The limitations of our study were the size of the cohort, the single-center study design, and the lack of a histopathologic reference standard, as well as a healthy control group. Also, no contrast-enhanced MRI and CT comparisons were made. To extend our observations, the comparison of different DE-CT and PCD-CT protocols could serve valuable information. Also, the comparison of asymptomatic volunteers to symptomatic rheumatological patients could provide substantial data but raise ethical questions. A follow-up study would also yield valuable results.

To conclude, spectral PCD-CT imaging is a fast and comprehensive imaging method to analyze peripheral inflammatory activity in immune-mediated arthritis, while radiation exposure remains low when peripheral joints are imaged.

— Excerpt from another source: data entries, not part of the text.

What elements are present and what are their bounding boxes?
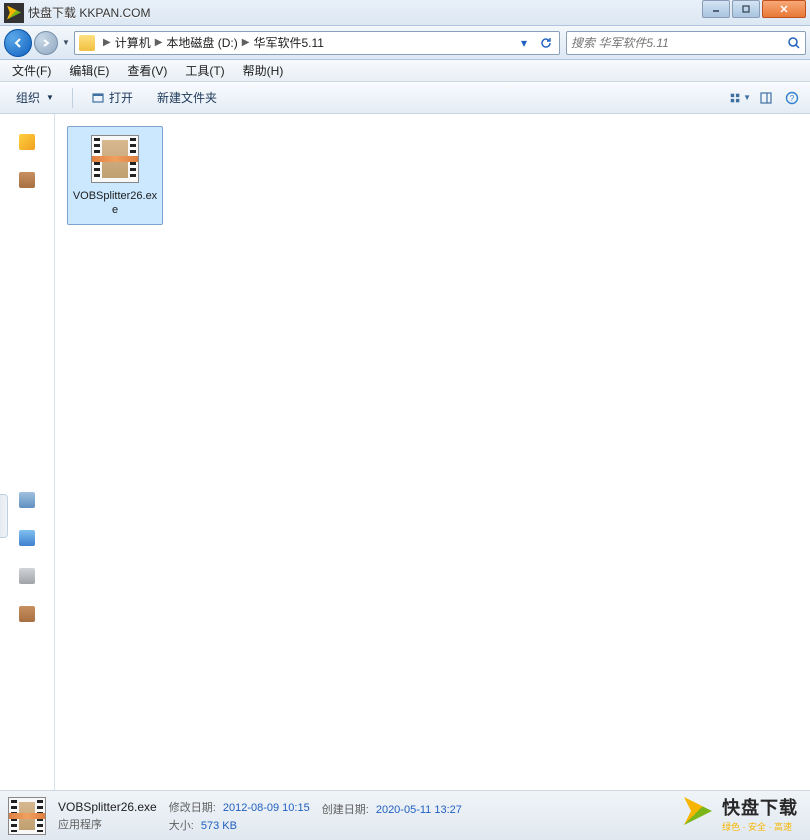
search-box[interactable]: [566, 31, 806, 55]
menu-help[interactable]: 帮助(H): [235, 60, 292, 81]
window-titlebar: 快盘下载 KKPAN.COM: [0, 0, 810, 26]
homegroup-icon[interactable]: [19, 492, 35, 508]
organize-button[interactable]: 组织 ▼: [6, 85, 64, 110]
chevron-right-icon[interactable]: ▶: [155, 37, 163, 48]
close-button[interactable]: [762, 0, 806, 18]
organize-label: 组织: [16, 89, 40, 106]
drive-icon[interactable]: [19, 606, 35, 622]
minimize-button[interactable]: [702, 0, 730, 18]
chevron-right-icon[interactable]: ▶: [103, 37, 111, 48]
chevron-down-icon: ▼: [743, 93, 751, 102]
separator: [72, 88, 73, 108]
search-input[interactable]: [571, 36, 787, 50]
open-icon: [91, 91, 105, 105]
file-list-area[interactable]: VOBSplitter26.exe: [55, 114, 810, 790]
libraries-icon[interactable]: [19, 172, 35, 188]
created-date-value: 2020-05-11 13:27: [376, 804, 462, 816]
breadcrumb-drive[interactable]: 本地磁盘 (D:): [166, 34, 237, 51]
watermark-logo-icon: [684, 797, 716, 829]
file-type-icon: [91, 135, 139, 183]
menu-view[interactable]: 查看(V): [119, 60, 175, 81]
navigation-sidebar: [0, 114, 55, 790]
sidebar-collapse-grip[interactable]: [0, 494, 8, 538]
open-button[interactable]: 打开: [81, 85, 143, 110]
search-icon[interactable]: [787, 36, 801, 50]
maximize-button[interactable]: [732, 0, 760, 18]
computer-icon[interactable]: [19, 530, 35, 546]
breadcrumb[interactable]: ▶ 计算机 ▶ 本地磁盘 (D:) ▶ 华军软件5.11 ▾: [74, 31, 560, 55]
preview-pane-button[interactable]: [754, 87, 778, 109]
back-button[interactable]: [4, 29, 32, 57]
favorites-icon[interactable]: [19, 134, 35, 150]
breadcrumb-dropdown-icon[interactable]: ▾: [515, 34, 533, 52]
help-button[interactable]: ?: [780, 87, 804, 109]
watermark-title: 快盘下载: [722, 794, 798, 820]
svg-text:?: ?: [790, 94, 795, 103]
menu-edit[interactable]: 编辑(E): [61, 60, 117, 81]
new-folder-button[interactable]: 新建文件夹: [147, 85, 227, 110]
watermark-subtitle: 绿色 · 安全 · 高速: [722, 820, 798, 833]
created-date-label: 创建日期:: [322, 804, 369, 816]
folder-icon: [79, 35, 95, 51]
forward-button[interactable]: [34, 31, 58, 55]
app-logo-icon: [4, 3, 24, 23]
details-filename: VOBSplitter26.exe: [58, 800, 157, 814]
details-filetype: 应用程序: [58, 816, 157, 832]
file-item[interactable]: VOBSplitter26.exe: [67, 126, 163, 225]
breadcrumb-computer[interactable]: 计算机: [115, 34, 151, 51]
size-label: 大小:: [169, 820, 194, 832]
modified-date-value: 2012-08-09 10:15: [223, 802, 310, 814]
chevron-down-icon: ▼: [46, 93, 54, 102]
toolbar: 组织 ▼ 打开 新建文件夹 ▼ ?: [0, 82, 810, 114]
watermark-footer: 快盘下载 绿色 · 安全 · 高速: [672, 788, 810, 838]
modified-date-label: 修改日期:: [169, 802, 216, 814]
drive-icon[interactable]: [19, 568, 35, 584]
breadcrumb-folder[interactable]: 华军软件5.11: [253, 34, 323, 51]
details-file-icon: [8, 797, 46, 835]
navigation-bar: ▼ ▶ 计算机 ▶ 本地磁盘 (D:) ▶ 华军软件5.11 ▾: [0, 26, 810, 60]
menu-tools[interactable]: 工具(T): [177, 60, 232, 81]
history-dropdown-icon[interactable]: ▼: [60, 31, 72, 55]
main-area: VOBSplitter26.exe: [0, 114, 810, 790]
window-title: 快盘下载 KKPAN.COM: [28, 4, 150, 21]
details-pane: VOBSplitter26.exe 应用程序 修改日期: 2012-08-09 …: [0, 790, 810, 840]
view-options-button[interactable]: ▼: [728, 87, 752, 109]
new-folder-label: 新建文件夹: [157, 89, 217, 106]
menu-file[interactable]: 文件(F): [4, 60, 59, 81]
size-value: 573 KB: [201, 820, 237, 832]
open-label: 打开: [109, 89, 133, 106]
menu-bar: 文件(F) 编辑(E) 查看(V) 工具(T) 帮助(H): [0, 60, 810, 82]
refresh-button[interactable]: [537, 34, 555, 52]
chevron-right-icon[interactable]: ▶: [242, 37, 250, 48]
file-name-label: VOBSplitter26.exe: [72, 189, 158, 218]
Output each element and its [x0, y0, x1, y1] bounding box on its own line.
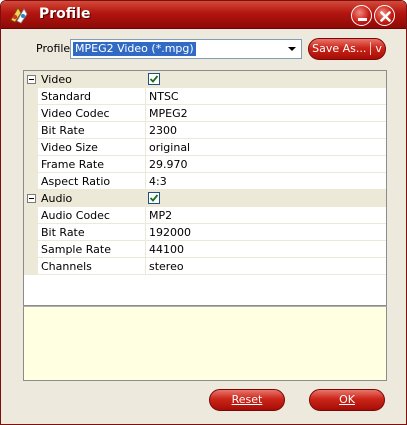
audio-enabled-checkbox[interactable] [148, 192, 160, 204]
property-value[interactable]: 2300 [149, 124, 177, 137]
reset-button[interactable]: Reset [209, 389, 285, 411]
video-enabled-checkbox[interactable] [148, 73, 160, 85]
profile-label: Profile: [36, 42, 74, 55]
row-gutter [24, 224, 38, 241]
profile-selected-value: MPEG2 Video (*.mpg) [73, 42, 196, 56]
property-value[interactable]: MP2 [149, 209, 172, 222]
property-value[interactable]: original [149, 141, 190, 154]
title-bar[interactable]: Profile [1, 1, 406, 29]
save-as-dropdown-arrow[interactable]: v [375, 42, 382, 55]
property-value[interactable]: stereo [149, 260, 184, 273]
property-name: Standard [41, 90, 92, 103]
property-row[interactable]: Sample Rate 44100 [24, 241, 386, 258]
category-audio[interactable]: Audio [24, 190, 386, 207]
category-label: Audio [41, 192, 73, 205]
property-row[interactable]: Channels stereo [24, 258, 386, 275]
property-value[interactable]: 192000 [149, 226, 191, 239]
property-name: Bit Rate [41, 226, 85, 239]
property-row[interactable]: Aspect Ratio 4:3 [24, 173, 386, 190]
property-name: Video Size [41, 141, 98, 154]
property-name: Aspect Ratio [41, 175, 111, 188]
save-as-button[interactable]: Save As... v [308, 38, 386, 60]
chevron-down-icon[interactable] [284, 41, 300, 57]
property-row[interactable]: Standard NTSC [24, 88, 386, 105]
property-name: Bit Rate [41, 124, 85, 137]
close-icon [380, 11, 391, 22]
row-gutter [24, 156, 38, 173]
property-row[interactable]: Bit Rate 192000 [24, 224, 386, 241]
row-gutter [24, 88, 38, 105]
property-value[interactable]: 44100 [149, 243, 184, 256]
row-gutter [24, 173, 38, 190]
property-name: Frame Rate [41, 158, 104, 171]
close-button[interactable] [374, 5, 395, 26]
checkmark-icon [149, 194, 159, 202]
column-divider [145, 122, 146, 139]
column-divider [145, 258, 146, 275]
ok-button-label: OK [339, 393, 355, 406]
property-grid: Video Standard NTSC Video Codec MPEG2 Bi… [23, 70, 387, 306]
column-divider [145, 241, 146, 258]
property-row[interactable]: Bit Rate 2300 [24, 122, 386, 139]
minimize-icon [358, 18, 367, 21]
property-row[interactable]: Video Codec MPEG2 [24, 105, 386, 122]
category-video[interactable]: Video [24, 71, 386, 88]
profile-app-icon [9, 5, 29, 25]
reset-button-label: Reset [231, 393, 263, 406]
description-pane [23, 306, 387, 381]
row-gutter [24, 122, 38, 139]
row-gutter [24, 139, 38, 156]
window-title: Profile [39, 6, 91, 22]
property-value[interactable]: NTSC [149, 90, 179, 103]
property-row[interactable]: Video Size original [24, 139, 386, 156]
column-divider [145, 105, 146, 122]
column-divider [145, 156, 146, 173]
column-divider [145, 139, 146, 156]
row-gutter [24, 207, 38, 224]
collapse-icon[interactable] [27, 194, 36, 203]
property-value[interactable]: 4:3 [149, 175, 167, 188]
column-divider [145, 88, 146, 105]
property-value[interactable]: MPEG2 [149, 107, 188, 120]
property-name: Channels [41, 260, 92, 273]
row-gutter [24, 258, 38, 275]
row-gutter [24, 105, 38, 122]
property-name: Audio Codec [41, 209, 110, 222]
save-as-label: Save As... [312, 42, 367, 55]
property-name: Video Codec [41, 107, 110, 120]
property-row[interactable]: Audio Codec MP2 [24, 207, 386, 224]
ok-button[interactable]: OK [309, 389, 385, 411]
row-gutter [24, 241, 38, 258]
minimize-button[interactable] [351, 5, 372, 26]
property-name: Sample Rate [41, 243, 111, 256]
save-as-separator [370, 41, 372, 55]
column-divider [145, 207, 146, 224]
column-divider [145, 173, 146, 190]
profile-window: Profile Profile: MPEG2 Video (*.mpg) Sav… [0, 0, 407, 425]
profile-dropdown[interactable]: MPEG2 Video (*.mpg) [70, 39, 302, 59]
category-label: Video [41, 73, 72, 86]
checkmark-icon [149, 75, 159, 83]
property-value[interactable]: 29.970 [149, 158, 188, 171]
collapse-icon[interactable] [27, 75, 36, 84]
property-row[interactable]: Frame Rate 29.970 [24, 156, 386, 173]
column-divider [145, 224, 146, 241]
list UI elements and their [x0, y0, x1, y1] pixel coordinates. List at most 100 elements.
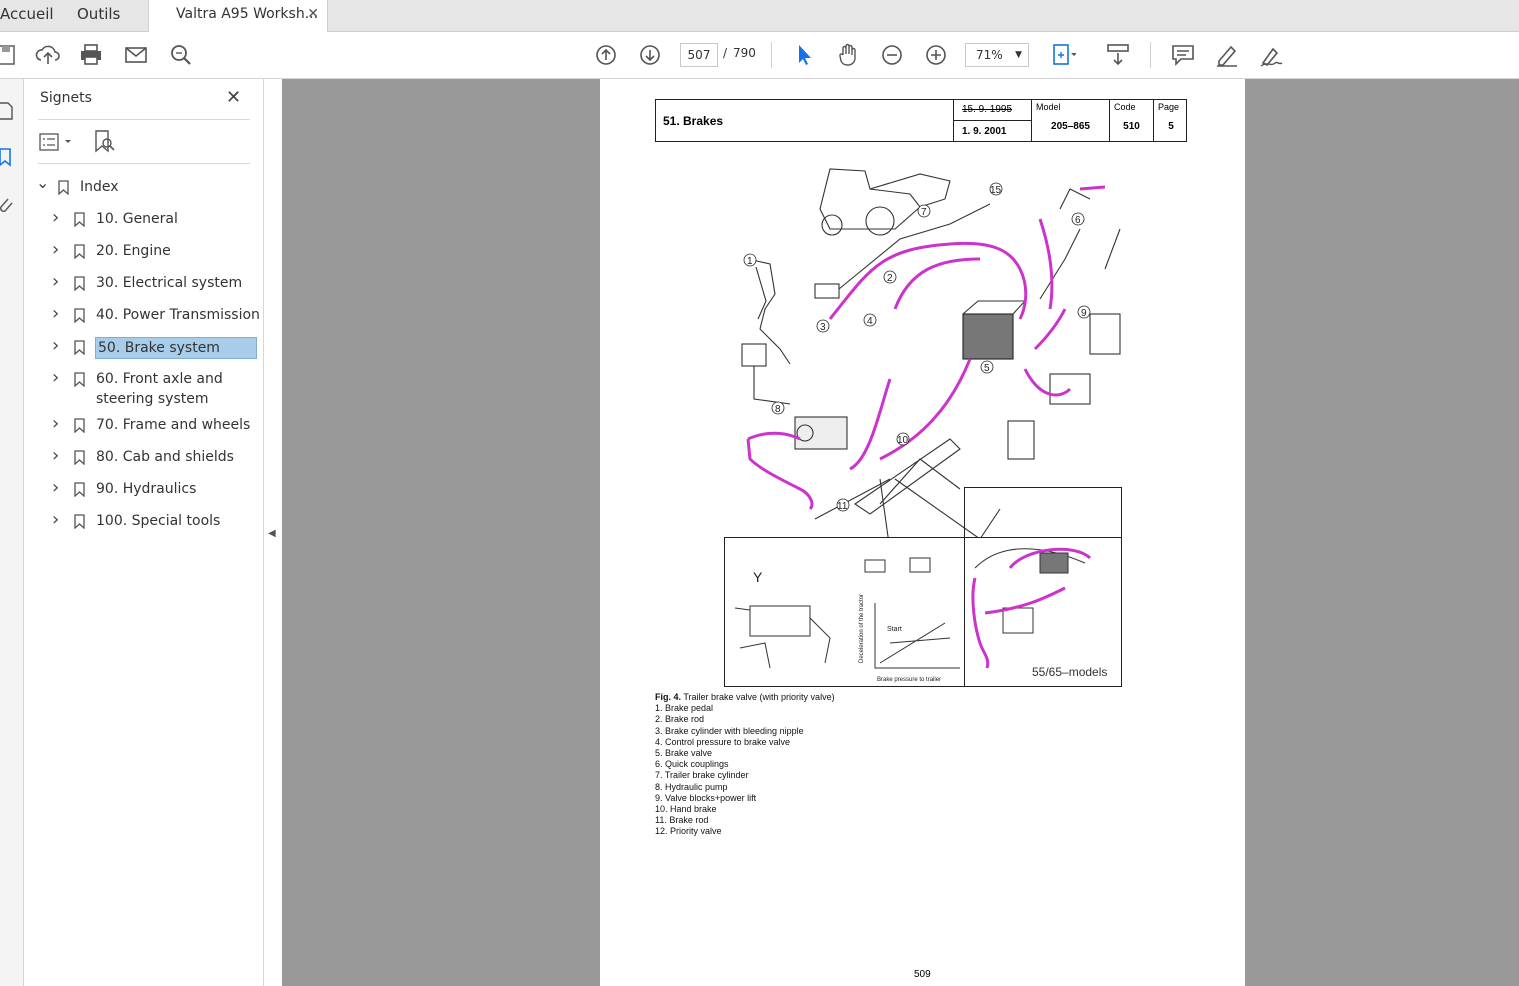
page-separator: / — [723, 46, 728, 60]
print-icon[interactable] — [77, 41, 105, 69]
zoom-in-icon[interactable] — [922, 41, 950, 69]
bookmark-label: 30. Electrical system — [96, 275, 243, 291]
bookmark-item[interactable]: › 80. Cab and shields — [24, 445, 264, 469]
svg-text:15: 15 — [990, 185, 1002, 196]
svg-text:3: 3 — [820, 322, 826, 333]
tab-accueil[interactable]: Accueil — [0, 0, 55, 32]
page-header-table: 51. Brakes 15. 9. 1995 1. 9. 2001 Model … — [655, 99, 1187, 142]
bookmark-item[interactable]: › 60. Front axle and — [24, 367, 264, 391]
chevron-right-icon[interactable]: › — [52, 303, 59, 324]
caption-item: 8. Hydraulic pump — [655, 781, 728, 792]
upload-cloud-icon[interactable] — [34, 41, 62, 69]
caption-item: 3. Brake cylinder with bleeding nipple — [655, 725, 804, 736]
close-panel-icon[interactable]: ✕ — [226, 87, 241, 108]
bookmark-item[interactable]: › 20. Engine — [24, 239, 264, 263]
chevron-right-icon[interactable]: › — [52, 477, 59, 498]
bookmark-item[interactable]: › 50. Brake system — [24, 335, 264, 359]
bookmark-label: 60. Front axle and — [96, 371, 223, 387]
fit-page-icon[interactable] — [1048, 41, 1077, 69]
bookmarks-panel: Signets ✕ ⌄ Index › 10. General › 20. Engine ›… — [24, 79, 264, 986]
code-value: 510 — [1123, 121, 1140, 132]
tab-outils[interactable]: Outils — [77, 0, 137, 32]
attachments-icon[interactable] — [0, 195, 16, 215]
date-cell: 15. 9. 1995 1. 9. 2001 — [953, 100, 1032, 141]
hand-tool-icon[interactable] — [834, 41, 862, 69]
bookmark-icon — [74, 244, 85, 259]
highlight-pen-icon[interactable] — [1213, 41, 1241, 69]
code-cell: Code 510 — [1109, 100, 1153, 141]
caption-item: 5. Brake valve — [655, 748, 713, 759]
caption-item: 6. Quick couplings — [655, 759, 729, 770]
collapse-panel-icon[interactable]: ◀ — [268, 528, 276, 539]
page-number-input[interactable]: 507 — [680, 43, 718, 67]
date-old: 15. 9. 1995 — [962, 104, 1013, 115]
navigation-rail — [0, 79, 24, 986]
caption-item: 1. Brake pedal — [655, 703, 714, 714]
comment-icon[interactable] — [1169, 41, 1197, 69]
svg-text:1: 1 — [747, 256, 753, 267]
zoom-out-icon[interactable] — [878, 41, 906, 69]
email-icon[interactable] — [122, 41, 150, 69]
bookmark-label: 40. Power Transmission — [96, 307, 260, 323]
bookmark-label: 90. Hydraulics — [96, 481, 197, 497]
bookmark-options-button[interactable] — [39, 131, 75, 153]
bookmark-icon — [74, 212, 85, 227]
bookmark-item[interactable]: › 10. General — [24, 207, 264, 231]
bookmark-icon — [58, 180, 69, 195]
panel-divider — [38, 119, 250, 120]
bookmark-item[interactable]: › 90. Hydraulics — [24, 477, 264, 501]
bookmark-label: 100. Special tools — [96, 513, 221, 529]
chevron-right-icon[interactable]: › — [52, 207, 59, 228]
scroll-mode-icon[interactable] — [1104, 41, 1132, 69]
select-cursor-icon[interactable] — [790, 41, 818, 69]
graph-start-label: Start — [887, 626, 902, 633]
tab-document[interactable]: Valtra A95 Worksh... ✕ — [148, 0, 328, 33]
chevron-down-icon: ▼ — [1015, 50, 1022, 60]
section-title: 51. Brakes — [663, 114, 724, 128]
search-icon[interactable] — [167, 41, 195, 69]
chevron-right-icon[interactable]: › — [52, 367, 59, 388]
page-cell: Page 5 — [1153, 100, 1188, 141]
zoom-level-select[interactable]: 71% ▼ — [965, 43, 1029, 67]
models-label: 55/65–models — [1032, 665, 1108, 679]
toolbar-divider — [1150, 42, 1151, 68]
document-viewer[interactable]: 51. Brakes 15. 9. 1995 1. 9. 2001 Model … — [282, 79, 1519, 986]
chevron-right-icon[interactable]: › — [52, 271, 59, 292]
page-thumbnails-icon[interactable] — [0, 101, 16, 121]
chevron-right-icon[interactable]: › — [52, 445, 59, 466]
bookmark-icon — [74, 418, 85, 433]
caption-list: 1. Brake pedal 2. Brake rod 3. Brake cylin… — [655, 703, 835, 837]
inset-y-label: Y — [753, 569, 763, 585]
code-label: Code — [1114, 102, 1136, 112]
bookmark-item[interactable]: steering system — [24, 389, 264, 411]
bookmark-item[interactable]: › 40. Power Transmission — [24, 303, 264, 327]
bookmark-item[interactable]: ⌄ Index — [24, 173, 264, 199]
bookmarks-icon[interactable] — [0, 147, 16, 167]
caption-item: 12. Priority valve — [655, 826, 722, 837]
bookmark-label: 80. Cab and shields — [96, 449, 234, 465]
model-label: Model — [1036, 102, 1061, 112]
bookmark-item[interactable]: › 100. Special tools — [24, 509, 264, 533]
caption-item: 4. Control pressure to brake valve — [655, 736, 791, 747]
save-icon[interactable] — [0, 41, 22, 69]
bookmark-icon — [74, 450, 85, 465]
caption-item: 11. Brake rod — [655, 815, 709, 826]
chevron-right-icon[interactable]: › — [52, 239, 59, 260]
previous-page-icon[interactable] — [592, 41, 620, 69]
svg-text:8: 8 — [775, 404, 781, 415]
chevron-right-icon[interactable]: › — [52, 509, 59, 530]
chevron-right-icon[interactable]: › — [52, 413, 59, 434]
next-page-icon[interactable] — [636, 41, 664, 69]
svg-text:6: 6 — [1075, 215, 1081, 226]
chevron-right-icon[interactable]: › — [52, 335, 59, 356]
sign-icon[interactable] — [1257, 41, 1285, 69]
bookmark-item[interactable]: › 70. Frame and wheels — [24, 413, 264, 437]
model-cell: Model 205–865 — [1031, 100, 1109, 141]
caption-item: 10. Hand brake — [655, 804, 717, 815]
close-tab-icon[interactable]: ✕ — [307, 0, 319, 28]
bookmark-item[interactable]: › 30. Electrical system — [24, 271, 264, 295]
chevron-down-icon[interactable]: ⌄ — [36, 173, 49, 192]
tab-bar: Accueil Outils Valtra A95 Worksh... ✕ — [0, 0, 1519, 33]
add-bookmark-icon[interactable] — [92, 129, 116, 153]
bookmark-label: Index — [80, 179, 119, 195]
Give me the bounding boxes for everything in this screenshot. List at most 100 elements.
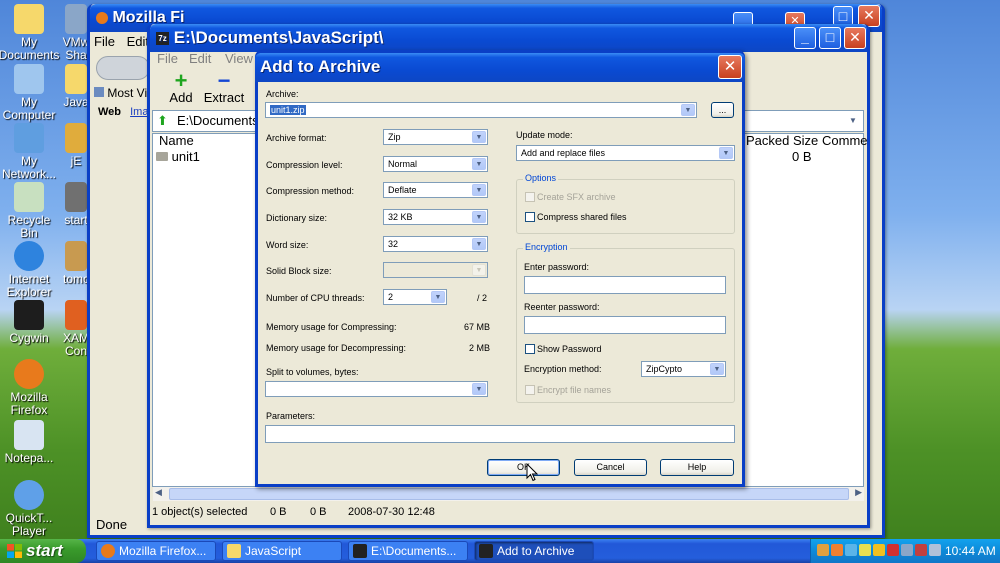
desktop-icon-internet-explorer[interactable]: Internet Explorer <box>0 241 60 299</box>
chevron-down-icon[interactable]: ▼ <box>681 104 695 116</box>
list-item[interactable]: unit1 <box>156 149 200 165</box>
my-computer-icon <box>14 64 44 94</box>
close-button[interactable]: ✕ <box>718 55 742 79</box>
start-label: start <box>26 541 63 560</box>
tray-icon-8[interactable] <box>915 544 927 556</box>
tray-icon-7[interactable] <box>901 544 913 556</box>
reenter-password-input[interactable] <box>524 316 726 334</box>
cpu-threads-select[interactable]: 2 ▼ <box>383 289 447 305</box>
desktop-icon-my-documents[interactable]: My Documents <box>0 4 60 62</box>
help-button[interactable]: Help <box>660 459 734 476</box>
tray-icon-3[interactable] <box>845 544 857 556</box>
taskbar-button-firefox[interactable]: Mozilla Firefox... <box>96 541 216 561</box>
chevron-down-icon[interactable]: ▼ <box>710 363 724 375</box>
bookmark-most-visited[interactable]: Most Vi <box>107 86 147 100</box>
parameters-input[interactable] <box>265 425 735 443</box>
maximize-button[interactable]: □ <box>819 27 841 49</box>
menu-file[interactable]: File <box>94 34 115 49</box>
archive-name-combo[interactable]: unit1.zip ▼ <box>265 102 697 118</box>
status-bar: Done <box>96 517 128 532</box>
desktop-icon-mozilla-firefox[interactable]: Mozilla Firefox <box>0 359 60 417</box>
column-header-packed-size[interactable]: Packed Size <box>746 133 818 149</box>
update-mode-value: Add and replace files <box>521 148 606 158</box>
compress-shared-label: Compress shared files <box>537 212 627 222</box>
horizontal-scrollbar[interactable]: ◀ ▶ <box>153 487 864 501</box>
column-header-comment[interactable]: Comme <box>822 133 868 149</box>
word-size-select[interactable]: 32 ▼ <box>383 236 488 252</box>
chevron-down-icon[interactable]: ▼ <box>431 291 445 303</box>
chevron-down-icon[interactable]: ▼ <box>472 158 486 170</box>
desktop-icon-recycle-bin[interactable]: Recycle Bin <box>0 182 60 240</box>
chevron-down-icon[interactable]: ▼ <box>472 184 486 196</box>
taskbar-button-javascript[interactable]: JavaScript <box>222 541 342 561</box>
enter-password-input[interactable] <box>524 276 726 294</box>
taskbar-button-add-to-archive[interactable]: Add to Archive <box>474 541 594 561</box>
chevron-down-icon[interactable]: ▼ <box>472 211 486 223</box>
column-header-name[interactable]: Name <box>159 133 194 149</box>
dialog-title-bar[interactable]: Add to Archive <box>255 53 745 82</box>
menu-view[interactable]: View <box>225 51 253 66</box>
desktop-icon-my-network[interactable]: My Network... <box>0 123 60 181</box>
split-volumes-combo[interactable]: ▼ <box>265 381 488 397</box>
archive-format-select[interactable]: Zip ▼ <box>383 129 488 145</box>
maximize-button[interactable]: □ <box>833 6 853 26</box>
volume-icon[interactable] <box>929 544 941 556</box>
chevron-down-icon[interactable]: ▼ <box>472 131 486 143</box>
desktop-icon-notepad[interactable]: Notepa... <box>0 420 60 465</box>
menu-file[interactable]: File <box>157 51 178 66</box>
tab-images[interactable]: Ima <box>130 106 148 118</box>
desktop-icon-label: Cygwin <box>9 331 49 345</box>
dictionary-size-select[interactable]: 32 KB ▼ <box>383 209 488 225</box>
add-button[interactable]: + Add <box>166 70 196 106</box>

CE PCD-CT measurements could help clinical decision-making—such as improving early diagnosis, guiding treatment selection, or reducing unnecessary follow-up imaging.

Our study found that the enhancement of inflamed joints, tendons, and periungual soft tissues in peripheral arthritis remains stable between the 120- and 240-s delay phases, indicating the need for broader time points to further characterize the dynamics of inflammatory enhancement. However, the 120-s delay phase provided the greatest contrast between inflammation and surrounding vascular structures, which may enhance diagnostic confidence in more subtle cases. Evaluating later phases may reveal greater contrast between inflamed tissues and muscle, potentially further improving diagnostic certainty.